Regarding FirstNet’s organizational placement if reauthorized by Congress, advantages and disadvantages of each option would vary:
- Keeping FirstNet within the Department of Commerce would result in no new costs for the federal government and align with the NTIA’s mission of supporting the broadband network and managing federal spectrum’s use. However, FirstNet officials believe that the current placement limits their ability to independently oversee and manage the network.
- Some stakeholders and FirstNet officials did not identify any advantages in placing FirstNet in another federal agency. Disadvantages of doing so include incurring additional transition costs, and potentially having to rebuild trust with public-safety entities.
- According to FirstNet officials, reauthorizing FirstNet as an entity separate from another executive branch agency would enable it to exercise its authorities without undue constraints from a federal agency. However, disadvantages include the need to establish mission-support services (e.g., financial and legal support) and the loss of available oversight mechanisms, such as from the Department of Commerce’s Inspector General.
Why GAO Did This Study
Communication systems are essential for first responders in emergencies. In 2012, FirstNet was established by statute as an independent authority within the Department of Commerce’s National Telecommunications and Information Administration. FirstNet was charged with establishing a nationwide broadband network for use by public-safety entities. In March 2017, FirstNet awarded a $6.5 billion contract to AT&T to deploy the network, which is currently expected to reach its final operating capability in March 2023.

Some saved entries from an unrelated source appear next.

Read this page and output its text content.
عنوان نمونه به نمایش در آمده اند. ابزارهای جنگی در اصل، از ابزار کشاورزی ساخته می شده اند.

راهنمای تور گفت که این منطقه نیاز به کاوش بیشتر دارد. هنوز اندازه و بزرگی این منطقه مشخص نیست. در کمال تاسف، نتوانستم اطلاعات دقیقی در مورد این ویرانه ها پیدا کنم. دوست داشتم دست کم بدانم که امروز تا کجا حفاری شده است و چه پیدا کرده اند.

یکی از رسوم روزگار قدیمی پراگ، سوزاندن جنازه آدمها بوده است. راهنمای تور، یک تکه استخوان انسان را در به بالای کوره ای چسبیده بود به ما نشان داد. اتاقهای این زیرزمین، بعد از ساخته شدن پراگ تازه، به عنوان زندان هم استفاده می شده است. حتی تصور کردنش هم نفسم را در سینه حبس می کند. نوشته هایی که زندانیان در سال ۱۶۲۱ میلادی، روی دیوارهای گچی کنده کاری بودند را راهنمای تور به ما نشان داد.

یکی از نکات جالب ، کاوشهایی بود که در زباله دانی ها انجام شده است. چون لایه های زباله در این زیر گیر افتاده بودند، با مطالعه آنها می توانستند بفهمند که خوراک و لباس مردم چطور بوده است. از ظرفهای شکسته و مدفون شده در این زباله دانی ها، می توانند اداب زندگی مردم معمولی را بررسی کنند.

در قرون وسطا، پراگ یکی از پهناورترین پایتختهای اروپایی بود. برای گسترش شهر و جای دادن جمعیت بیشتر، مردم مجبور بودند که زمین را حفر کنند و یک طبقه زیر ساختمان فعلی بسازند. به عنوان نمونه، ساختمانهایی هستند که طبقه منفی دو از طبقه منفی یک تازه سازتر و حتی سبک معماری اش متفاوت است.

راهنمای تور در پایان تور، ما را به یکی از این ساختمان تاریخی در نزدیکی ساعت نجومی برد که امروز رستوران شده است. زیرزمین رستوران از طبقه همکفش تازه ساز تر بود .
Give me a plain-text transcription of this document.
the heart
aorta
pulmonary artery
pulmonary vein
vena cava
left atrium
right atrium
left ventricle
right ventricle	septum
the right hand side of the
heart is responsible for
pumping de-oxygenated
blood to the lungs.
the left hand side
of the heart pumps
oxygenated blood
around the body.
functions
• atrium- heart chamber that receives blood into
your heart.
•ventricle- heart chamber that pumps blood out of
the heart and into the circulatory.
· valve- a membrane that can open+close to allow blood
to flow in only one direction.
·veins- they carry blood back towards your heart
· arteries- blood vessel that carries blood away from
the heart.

The statute creating FirstNet included provisions for its authority to terminate in 2027 and for GAO to report on what actions the Congress should consider regarding this sunset. This report examines: (1) FirstNet’s statutory requirements and contract responsibilities that Congress should consider before FirstNet’s authority sunsets in 2027 and (2) options to oversee and manage the network when FirstNet’s authority sunsets and the associated operational implications and potential costs.
GAO reviewed relevant statutes and documents, including FirstNet’s contract with AT&T, and reviewed GAO’s prior relevant reports. GAO also interviewed FirstNet and other government officials and a nongeneralizable selection of public-safety stakeholders.